By the time you have finished reading this, I am sure you would have come across the most fascinating networking issue haunted by our friendly ghost Casper.
Having exploited most of my resources to solve my eerie problem, I finally decided to involve our ISP hoping that this would be the end of it...but it wasn't supposed to be that way. So here I am, writing this at NetPro.
To cut a long story short, our ISP had provided us with EoATM 100 mbps link between two locations, say A and B.
But, since the line was given, we felt that we were not only having intermittent problems that required switch reset but also felt that we were not getting the right speed and the data transfer rates(FTP copy and other stuff) was really not befitting a 100Mbps link.
In order to make sure, this time the ISP guy brought some equipment to our premises and confirmed that speed at Layer 2 is indeed 100.

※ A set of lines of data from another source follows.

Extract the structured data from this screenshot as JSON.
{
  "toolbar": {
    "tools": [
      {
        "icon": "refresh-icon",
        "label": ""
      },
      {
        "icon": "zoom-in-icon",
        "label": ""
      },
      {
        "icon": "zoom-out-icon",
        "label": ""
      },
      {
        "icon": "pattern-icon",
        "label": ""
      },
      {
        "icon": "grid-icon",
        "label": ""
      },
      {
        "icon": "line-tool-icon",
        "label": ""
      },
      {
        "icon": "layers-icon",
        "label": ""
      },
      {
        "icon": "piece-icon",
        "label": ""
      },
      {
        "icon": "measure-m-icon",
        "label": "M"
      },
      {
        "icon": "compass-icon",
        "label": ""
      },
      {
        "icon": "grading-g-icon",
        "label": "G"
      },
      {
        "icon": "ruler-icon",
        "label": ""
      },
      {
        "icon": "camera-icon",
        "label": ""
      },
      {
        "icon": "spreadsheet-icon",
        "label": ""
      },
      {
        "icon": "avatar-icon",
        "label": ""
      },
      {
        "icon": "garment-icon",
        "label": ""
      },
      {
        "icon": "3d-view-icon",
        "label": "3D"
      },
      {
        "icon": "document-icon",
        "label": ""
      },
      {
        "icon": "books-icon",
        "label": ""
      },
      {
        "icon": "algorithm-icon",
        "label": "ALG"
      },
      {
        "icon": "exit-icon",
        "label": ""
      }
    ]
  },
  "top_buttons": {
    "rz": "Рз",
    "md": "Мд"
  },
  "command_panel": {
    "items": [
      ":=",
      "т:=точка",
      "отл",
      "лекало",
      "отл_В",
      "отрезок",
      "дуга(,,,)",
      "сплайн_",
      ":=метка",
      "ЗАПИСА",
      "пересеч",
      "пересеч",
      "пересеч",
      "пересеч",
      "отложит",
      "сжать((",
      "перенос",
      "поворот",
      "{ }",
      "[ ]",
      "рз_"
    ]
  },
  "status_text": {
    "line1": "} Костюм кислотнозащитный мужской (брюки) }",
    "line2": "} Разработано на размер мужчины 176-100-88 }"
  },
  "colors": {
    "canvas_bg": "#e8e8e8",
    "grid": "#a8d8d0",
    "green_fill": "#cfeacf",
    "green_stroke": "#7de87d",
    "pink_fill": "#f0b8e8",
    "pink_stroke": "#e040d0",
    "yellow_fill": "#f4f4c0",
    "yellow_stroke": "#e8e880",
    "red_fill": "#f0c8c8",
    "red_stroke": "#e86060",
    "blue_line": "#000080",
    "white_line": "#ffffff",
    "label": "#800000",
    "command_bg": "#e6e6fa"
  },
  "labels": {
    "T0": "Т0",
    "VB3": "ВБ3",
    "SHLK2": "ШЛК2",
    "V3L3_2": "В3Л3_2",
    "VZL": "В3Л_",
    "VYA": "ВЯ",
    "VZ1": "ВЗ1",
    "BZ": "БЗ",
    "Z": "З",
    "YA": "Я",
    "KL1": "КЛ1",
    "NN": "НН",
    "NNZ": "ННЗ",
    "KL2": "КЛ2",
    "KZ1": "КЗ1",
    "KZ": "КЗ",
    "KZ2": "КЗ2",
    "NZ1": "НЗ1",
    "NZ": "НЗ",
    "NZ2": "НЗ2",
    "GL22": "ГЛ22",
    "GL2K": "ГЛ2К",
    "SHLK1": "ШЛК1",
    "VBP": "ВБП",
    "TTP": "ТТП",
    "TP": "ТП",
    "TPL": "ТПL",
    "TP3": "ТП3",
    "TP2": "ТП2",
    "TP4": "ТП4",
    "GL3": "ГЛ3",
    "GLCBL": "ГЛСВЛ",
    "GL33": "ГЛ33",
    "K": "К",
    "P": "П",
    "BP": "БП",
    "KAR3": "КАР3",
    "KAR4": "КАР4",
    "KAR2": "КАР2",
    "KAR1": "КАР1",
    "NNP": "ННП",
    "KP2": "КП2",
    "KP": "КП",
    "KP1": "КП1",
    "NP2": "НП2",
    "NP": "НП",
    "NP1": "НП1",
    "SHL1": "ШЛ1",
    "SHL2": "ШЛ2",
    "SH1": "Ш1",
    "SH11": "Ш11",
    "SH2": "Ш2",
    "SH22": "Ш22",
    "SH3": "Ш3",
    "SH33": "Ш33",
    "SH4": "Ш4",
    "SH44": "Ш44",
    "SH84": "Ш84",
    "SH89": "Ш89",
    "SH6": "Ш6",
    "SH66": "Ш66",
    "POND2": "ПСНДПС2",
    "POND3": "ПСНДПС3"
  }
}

There are two cisco 3800 series (2 gigabit interfaces) routers across Sites A and B and two media changers at each end converting Fiber to UTP. Media converters are also set at 100Mbps.
Now a strange thing is that when we configure the two routers (Site A and B) in 'bridging' mode and start data transfer across, the speed becomes incrementally fast ( which should be taken as normal at all times). There is also another 100Mbps link provided by the same ISP to us between Buildings A and C, which works just fine, as it should be.

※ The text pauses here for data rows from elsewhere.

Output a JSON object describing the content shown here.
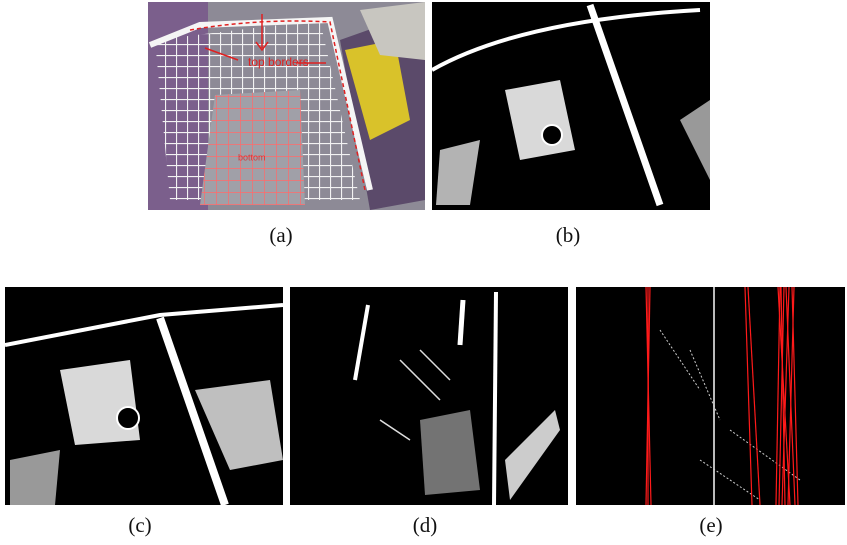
{
  "figure": {
    "panels": [
      {
        "label": "(a)",
        "annotations": [
          "top borders",
          "bottom"
        ]
      },
      {
        "label": "(b)"
      },
      {
        "label": "(c)"
      },
      {
        "label": "(d)"
      },
      {
        "label": "(e)"
      }
    ]
  }
}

The moment we enable our routers at Site A and B in Routing mode, We get to suffer delays and all data transfers slow down, without bringing any core/edge switches into the picture.
Various things have been done to reach some conclusion:
1. Ip Router configurations has been reset and put to bare minimum needed with ipcef enabled, all QoS commands disabled.
2. Configurations has been checked with all combinations of Speed Auto/100 FullDuplex/Auto with best results coming out of FD/100 but still far below satisfactory.
3. Equipment which serves between Site A and C has been temporarily put between Site A and B, with same non-satisfactory results.
4. Earthing issues/Electrical disruption in the Room where routers are located has been looked into. Routers on both sides have been changed to rule out hardware issues. We also did a test on the line by bringing our routers into another room ruling out some electrical disturbance of any sort.
Seems like, at Layer 2, despite being showing us full 100mbps, Layer 3 and above transfers are unable to provide the required service. Opening applications across the two buildings is very slow as most of our servers reside at Site A with user base at Site B.
Currently this ISP engineer has provided us with a patched pure fibre link between Sites A and B without any intervening ISP equipment in between and we have connected our two core switches in both buildings directly to the UTP interface of Media converter but that's not the permanent solution. ISP Engineer is also trying hard to find this ghost problem. He says that he has found no problems on his side and the only thing that comes in the middle is a MPLS enabled router. But even he is a bit baffled.
What else can we look at?
Thanks for taking time to read this whole ghost story. If you have read this all, I am sure you won't stop thinking ;)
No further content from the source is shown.